O checklist para escolher uma clínica organiza essas perguntas.
Onde denunciar
- Vigilância Sanitária municipal: irregularidades de funcionamento, falta de licença, condições do local.
- Ministério Público estadual: violação de direitos, internação irregular, maus-tratos. É possível procurar a promotoria da cidade ou a ouvidoria do MP.
- Defensoria Pública: orientação e defesa de quem está em situação irregular.
- Disque 100: canal nacional de denúncias de violações de direitos humanos, gratuito, que aceita denúncia anônima.
- Conselho Regional de Medicina: condutas de médicos. Condutas de outros profissionais podem ser levadas aos respectivos conselhos, como os de psicologia e de enfermagem.
- Polícia, pelo 190: em caso de crime em andamento, como agressão, cárcere privado ou ameaça.
Ao denunciar, anote o que puder: nome e endereço do local, datas, nomes de pessoas envolvidas e descrição dos fatos.
Se a pessoa está lá agora
Se você suspeita que alguém está sendo mantido contra a vontade ou sofrendo violência, não espere. Acione a polícia em caso de risco imediato e procure o Ministério Público ou a Defensoria Pública. Tente manter contato com a pessoa e registrar as informações que tiver.
No diretório, os perfis mostram o que cada serviço declara. Explicamos nossos critérios, e seus limites, em como avaliamos.
Em risco imediato, ligue 192 (SAMU). Para apoio emocional, o CVV atende 24 horas pelo 188. Veja outros caminhos em ajuda agora.
Perguntas frequentes
Onde denunciar maus-tratos em uma clínica ou comunidade terapêutica?
Você pode procurar a Vigilância Sanitária do município, o Ministério Público estadual, o Disque 100 e, se houver médico envolvido, o Conselho Regional de Medicina. Em caso de crime em andamento, como agressão ou cárcere privado, acione a polícia pelo 190.
Posso denunciar sem me identificar?
O Disque 100 aceita denúncias anônimas. Outros canais, como ouvidorias do Ministério Público, costumam oferecer opção de sigilo. Informar detalhes como endereço, datas e nomes ajuda na apuração.
Contenção física é sempre proibida?
Em serviços de saúde, a contenção pode ser usada em situações específicas de risco, sempre por prescrição médica, pelo menor tempo possível, com monitoramento e registro. Contenção como castigo, sem prescrição ou em serviço que não é de saúde não é aceitável.
É normal a comunidade exigir participação em cultos?

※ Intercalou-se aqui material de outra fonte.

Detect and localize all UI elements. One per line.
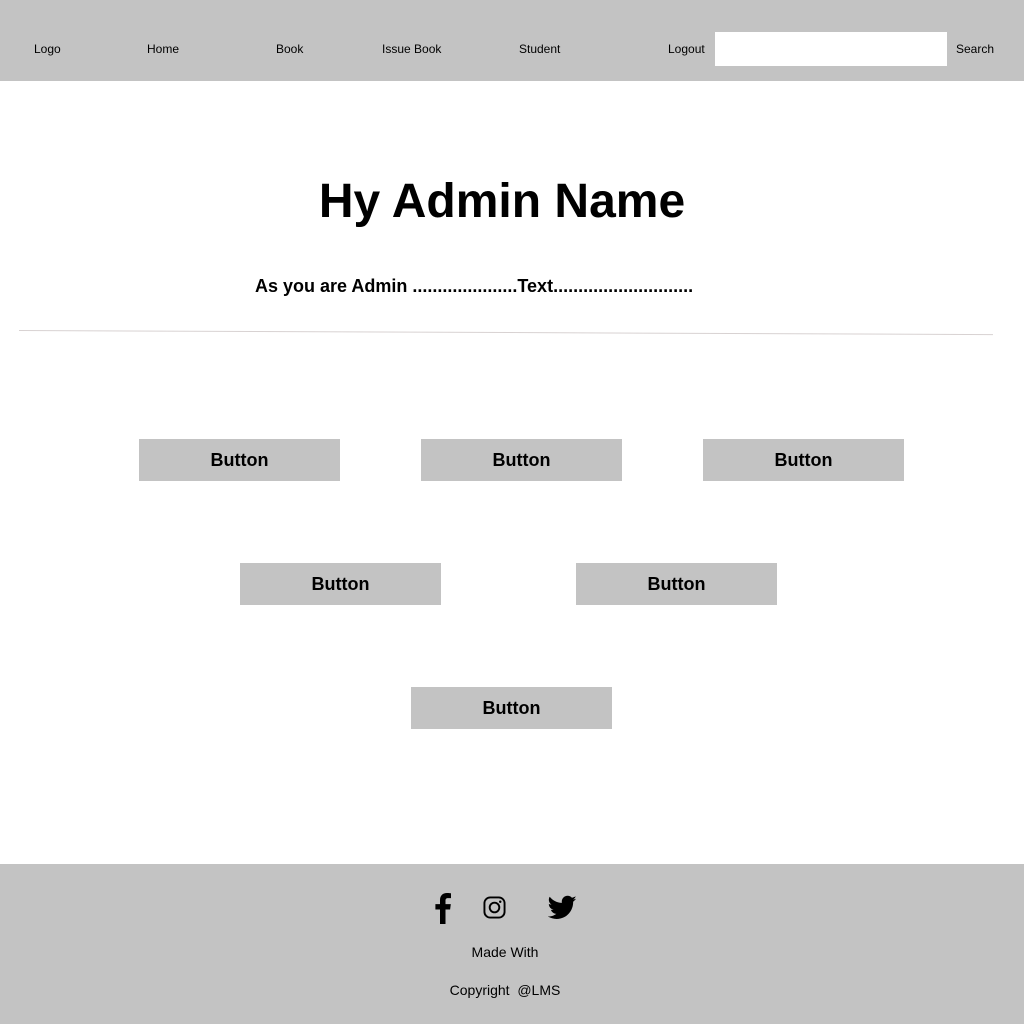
made-with-text: Made With — [471, 944, 539, 960]
section-divider — [18, 330, 993, 336]
action-button-6[interactable]: Button — [411, 687, 612, 729]
action-button-3[interactable]: Button — [703, 439, 904, 481]
page-subtitle: As you are Admin .....................Te… — [255, 276, 694, 296]
copyright-text: Copyright @LMS — [449, 982, 561, 998]
nav-book-link[interactable]: Book — [276, 41, 303, 57]
facebook-icon[interactable] — [433, 892, 453, 924]
action-button-4[interactable]: Button — [240, 563, 441, 605]
action-button-1[interactable]: Button — [139, 439, 340, 481]
instagram-icon[interactable] — [483, 896, 506, 919]
twitter-icon[interactable] — [548, 893, 577, 922]
nav-student-link[interactable]: Student — [519, 41, 560, 57]
nav-home-link[interactable]: Home — [147, 41, 179, 57]
action-button-5[interactable]: Button — [576, 563, 777, 605]
footer: Made With Copyright @LMS — [0, 864, 1024, 1024]
nav-logout-link[interactable]: Logout — [668, 41, 705, 57]
nav-issue-book-link[interactable]: Issue Book — [382, 41, 441, 57]
top-nav-bar: Logo Home Book Issue Book Student Logout… — [0, 0, 1024, 81]
nav-logo[interactable]: Logo — [34, 41, 61, 57]
search-input[interactable] — [715, 32, 947, 66]
page-title: Hy Admin Name — [318, 175, 686, 228]
search-button[interactable]: Search — [956, 41, 994, 57]
action-button-2[interactable]: Button — [421, 439, 622, 481]
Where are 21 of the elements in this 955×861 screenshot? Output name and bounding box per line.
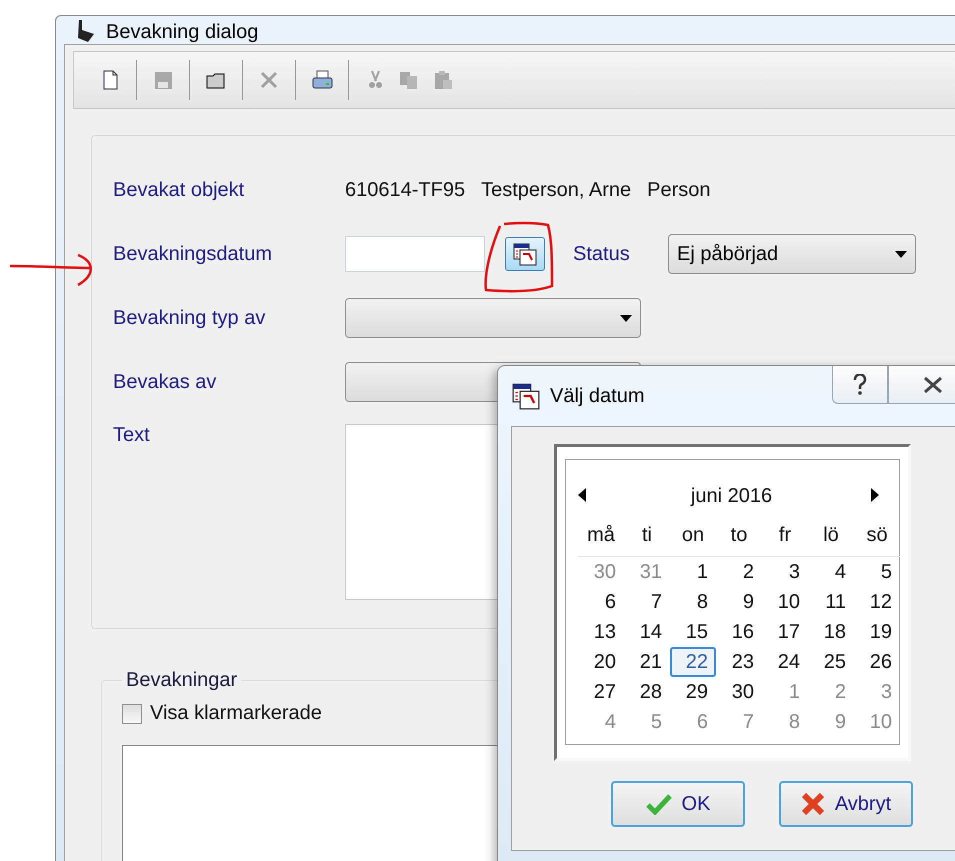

Atividades espirituais podem ser oferecidas, mas as normas pedem respeito à liberdade de crença. Impor participação religiosa como condição para permanecer ou punir quem não participa é um sinal de alerta.
Fontes consultadas
- Lei nº 10.216/2001
- Lei nº 11.343/2006, com alterações da Lei nº 13.840/2019
- Anvisa, RDC nº 29/2011
- CONAD, Resolução nº 1/2015
- Conselho Federal de Psicologia, Mecanismo Nacional de Prevenção e Combate à Tortura e Procuradoria Federal dos Direitos do Cidadão, relatório da inspeção nacional em comunidades terapêuticas, 2018
- Disque 100, Ministério dos Direitos Humanos e da Cidadania
Conteúdo informativo, sem patrocínio. Não substitui avaliação médica, psicológica ou orientação jurídica sobre um caso específico. Última revisão editorial em 13 de setembro de 2026.